Our trade thrust has been in sync with the G20 agenda

The G20 members account for more than 80% of world gross domestic product (GDP), 75% of global trade and 60% of the world’s population. (AFP)
The G20 members account for more than 80% of world gross domestic product (GDP), 75% of global trade and 60% of the world’s population. (AFP)


  • Investors in India and its partner countries can expect a stable environment to do business

That India hosted one of the most successful G20 summits of all under its presidency, that too amid a difficult global geo-political and economic scenario, is commendable. Conducting a G20 summit is like an orchestra, where different ministries, departments and government bodies of the host country work seamlessly under the leadership of the concert-master—in our case, Prime Minister Narendra Modi. With the G20 success, India has shown its skills of coordination, planning and execution to the world. And with the theme of ‘Vasudhaiva Kutumbakam,’ India’s G20 presidency has focused on the philosophy of living in harmony and working together on concrete actions to address global challenges and accelerate the effective implementation of the 2030 Sustainable Development Goals (SDGs). Predictable and equitable trade relations are essential to implement the 2030 agenda and free trade agreements (FTAs) play a key role by helping develop strong trade relationships. FTAs provide businesses with a predictably stable long-term environment amid global uncertainties.

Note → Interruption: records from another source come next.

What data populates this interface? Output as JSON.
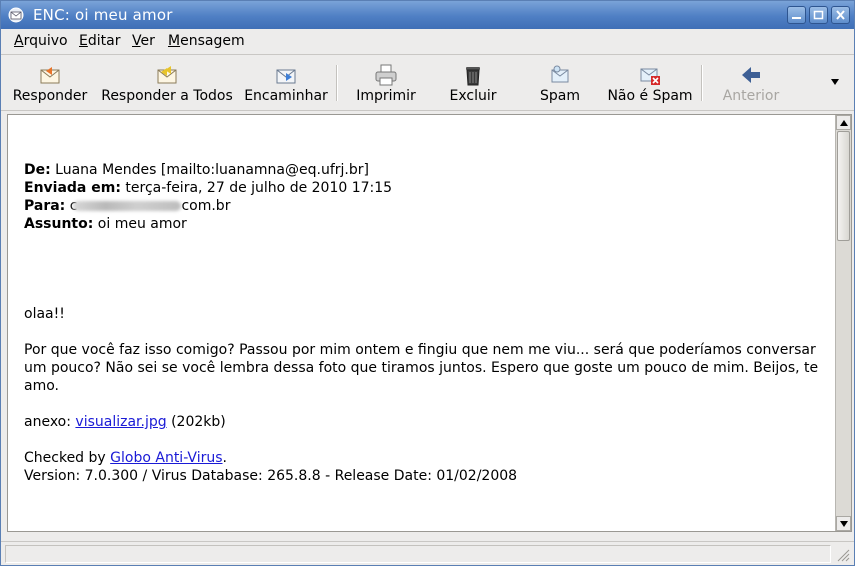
{
  "window": {
    "title": "ENC: oi meu amor",
    "accent": "#4f7fc4",
    "link_color": "#1a1ad6"
  },
  "menu": {
    "items": [
      "Arquivo",
      "Editar",
      "Ver",
      "Mensagem"
    ]
  },
  "toolbar": {
    "reply": "Responder",
    "reply_all": "Responder a Todos",
    "forward": "Encaminhar",
    "print": "Imprimir",
    "delete": "Excluir",
    "spam": "Spam",
    "not_spam": "Não é Spam",
    "previous": "Anterior"
  },
  "message": {
    "from_label": "De:",
    "from_value": "Luana Mendes [mailto:luanamna@eq.ufrj.br]",
    "sent_label": "Enviada em:",
    "sent_value": "terça-feira, 27 de julho de 2010 17:15",
    "to_label": "Para:",
    "to_prefix": "c",
    "to_suffix": "com.br",
    "subject_label": "Assunto:",
    "subject_value": "oi meu amor",
    "greeting": "olaa!!",
    "body": "Por que você faz isso comigo? Passou por mim ontem e fingiu que nem me viu... será que poderíamos conversar um pouco? Não sei se você lembra dessa foto que tiramos juntos. Espero que goste um pouco de mim. Beijos, te amo.",
    "attachment_label": "anexo:",
    "attachment_link": "visualizar.jpg",
    "attachment_size": "(202kb)",
    "checked_by": "Checked by",
    "av_link": "Globo Anti-Virus",
    "av_period": ".",
    "version": "Version: 7.0.300 / Virus Database: 265.8.8 - Release Date: 01/02/2008"
  }
}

The G20 members account for more than 80% of world gross domestic product (GDP), 75% of global trade and 60% of the world’s population. Hence, their role in setting the path of global trade cannot be overestimated. The inclusion of the African Union in the G20 under the current presidency strengthens the voice of the Global South and enhances the status of this forum. The plurilateral body is now a more balanced multilateral body.

Let’s focus on trade and the role of FTAs. Several issues, ranging from the removal of tariffs and non-tariff barriers to collaboration over regulations and standards, resilient global value chains and the integration of Micro, Small and Medium Enterprises in these chains are now being discussed as part of FTAs among G20 members. This helps us build a wider consensus on matters related to the World Trade Organization (WTO) and other forums.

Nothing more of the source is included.